Yes, I am feeling incredibly GET OFF MY LAWN about a child, because I, too, am a monster.

At any rate, we interviewed a few people in between feeling totally meaningless, which is the only way a red carpet can really go; after a certain point, we realized that the only way to viably cope with a red carpet’s specific level of controlled chaos yet distinctly conservative operational values was to give in to delirium and roll with the punches. It was at this point that we just began screaming “MOM!” at celebrities with whom we knew we stood no chance at interviewing in this forum—which turned out to be great fun, and can be seen in these Snapchats.

(One missing Snap featured Joanna screaming “DAD!” to a late-arriving Jake Gyllenhaal.

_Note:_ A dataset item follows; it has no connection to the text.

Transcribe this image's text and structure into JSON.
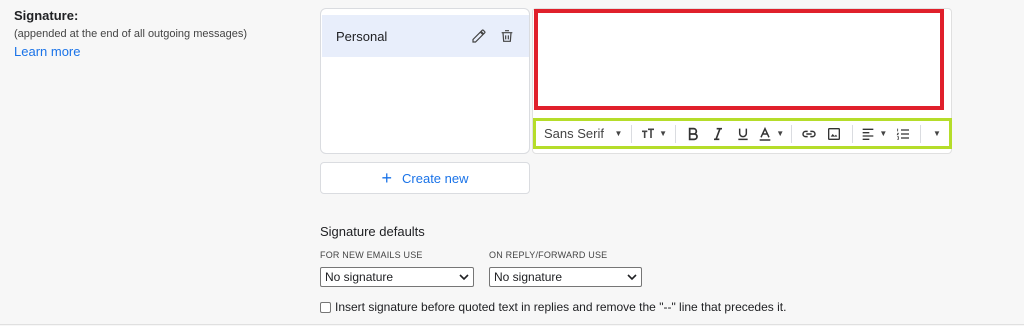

Personally, I don’t think of Jake as my dad, although he could probably pass as a distant uncle.)

Here are our interviews.

JEZEBEL: We are wondering what your inchoate, high school theater experiences were like. Do you remember the first set you designed in high school?

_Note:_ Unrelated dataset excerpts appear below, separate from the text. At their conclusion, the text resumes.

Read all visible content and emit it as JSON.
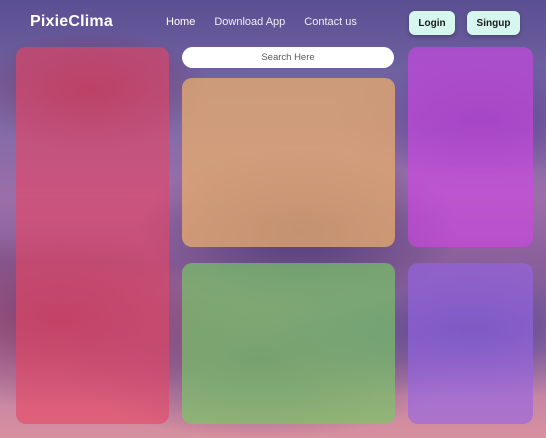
{
  "app": {
    "name": "PixieClima"
  },
  "nav": {
    "items": [
      "Home",
      "Download App",
      "Contact us"
    ],
    "active": "Home"
  },
  "auth": {
    "login_label": "Login",
    "signup_label": "Singup"
  },
  "search": {
    "placeholder": "Search Here"
  },
  "colors": {
    "card_red": "#e64664",
    "card_orange": "#e6aa6e",
    "card_magenta": "#d246e6",
    "card_green": "#78c864",
    "card_violet": "#9664e6",
    "button_bg": "#d6f7ee"
  }
}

DAVID KORINS, HAMILTON SET DESIGNER: I didn’t design a set in high school, I was an actor. I wanted to play the part of Billy Bigelow in Carousel, which is the lead, and I didn’t get the part. Instead I got Jigger Craigin, which is the second male lead, the bad guy, and I was so hurt that actually the director of our show encouraged me to go check out the sets being built. That was actually the thing that got me into set design, so having that bad audition experience really pushed me over the edge.

JEZEBEL: Oh, that’s heartbreaking, though!

KORINS: Well, it’s good for me!

JEZEBEL: Right, Hamilton! I guess it turned out okay.

JEZEBEL: Danielle, do you feel amazing?!


JEZEBEL: You look amazing!!

BROOKS: Thank you, I’m here! I’m really grateful!!


JOURDAN DUNN, SUPERMODEL: [Does not hear, does not respond]

JEZEBEL: Do you remember what your favorite high school musical was?

TAVI GEVINSON, THE CRUCIBLE (AND MY SOMETIMES-BOSS): Oh, I never did musicals in high school but I did do community theater, just to clarify! Oh, man. I loved Fiddler on the Roof.


TAVI: Coach!



CHRIS JACKSON, HAMILTON: [Doesn’t hear, keeps walking.]

JEZEBEL (Joanna Rothkopf, screaming): DAD! DAD!!!!

JAKE GYLLENHAAL, ACTOR: [“Doesn’t hear,” keeps walking.]

Congratulations to all the Tony winners! See you next year!